Атталину еле держали ноги. За сутки непрерывного страха она так устала, что едва находила силы озираться с опаской и держаться подальше от каждой лампы. В опочивальню для новобрачных она вошла как в полусне, немного пошатываясь. Наконец‑то их оставили вдвоем, наедине с судьбой.
«Гнездышко для голубка и горлицы» было устроено со всей возможной пышностью и выглядело как декорация к манерной пасторали прошлого века. Здесь тоже все принадлежало Лейцам, кроме медвежьего плаща ‑ Гертье за годы охотничьих приключений и житья в холодной квартире на Маргеланде оценил его теплоту и мягкость. Он решил постелить меховое покрывало под ноги новобрачной; пусть ей будет сладко ступать босыми ножками по медвежьей шкуре. До свадьбы Гертье позаботился отдать плащ на реставрацию, распорядившись заменить сукно бархатом; мех просушили, вычистили и щеткой вычесали выпадающие шерстинки.
‑ Неужели все кончилось? ‑ не понимая, как миновал самый трудный день в жизни, Атталина шла прямиком к кровати, пытаясь вынуть булавки, удерживающие фату.
Гертье не успел открыть рот для ответа, как вдруг почувствовал тревожную боль в пальцах.
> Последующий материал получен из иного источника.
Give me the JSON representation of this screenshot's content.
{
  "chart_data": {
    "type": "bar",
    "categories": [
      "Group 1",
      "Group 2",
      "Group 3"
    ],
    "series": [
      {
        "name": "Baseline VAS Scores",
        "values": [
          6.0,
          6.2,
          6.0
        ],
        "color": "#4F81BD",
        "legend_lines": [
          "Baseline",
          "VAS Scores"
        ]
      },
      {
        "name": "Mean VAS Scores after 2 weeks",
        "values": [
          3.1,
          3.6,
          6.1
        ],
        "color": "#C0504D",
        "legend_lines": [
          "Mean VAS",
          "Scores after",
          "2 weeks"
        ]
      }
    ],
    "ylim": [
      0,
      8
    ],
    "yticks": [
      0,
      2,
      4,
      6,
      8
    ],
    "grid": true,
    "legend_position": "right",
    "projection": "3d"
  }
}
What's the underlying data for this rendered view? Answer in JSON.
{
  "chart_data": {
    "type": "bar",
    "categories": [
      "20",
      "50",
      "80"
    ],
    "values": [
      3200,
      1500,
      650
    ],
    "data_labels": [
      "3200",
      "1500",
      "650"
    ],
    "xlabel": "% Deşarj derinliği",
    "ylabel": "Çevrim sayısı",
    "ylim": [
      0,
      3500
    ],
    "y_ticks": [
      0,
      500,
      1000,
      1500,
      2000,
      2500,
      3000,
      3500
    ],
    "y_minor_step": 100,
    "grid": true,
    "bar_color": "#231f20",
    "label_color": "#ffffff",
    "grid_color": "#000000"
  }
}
Боль от холода. Что это?
А Атталина шла и шла, ее будто вело на столик, где горел…
«Кто поставил сюда ночник? я же запретил!..» ‑ мысль ослепила Гертье.
Огонь лампы манил, зазывал, шептал: «Ближе… еще шаг… ко мне!»
‑ Милый, я… ‑ Атталина обернулась как во сне, покачнулась. Ее рука, отыскивая, на что опереться, вскинула фату, и невесомая ткань накрыла скромный ночник, поджидавший на столике. ‑ Гертье!!! ‑ завопила Атталина.
Огонь жадно побежал по фате. Атталина заметалась, и горящая фата коснулась платья, тотчас занявшегося ярким пламенем. То был багровый, проворный и хищный огонь, ярый огонь‑пожиратель. Его языки были как руки, смыкающиеся на Атталине, а всполох над фатой смеялся разинутым ртом и глазами.
Гертье прорвал оцепенение и бросился к жене.
Он действовал мгновенно, не раздумывая. Пригнувшись, Гертье подхватил с пола медвежий плащ и в развороте накинул его громадным крылом на жену, охватив ее плащом всю.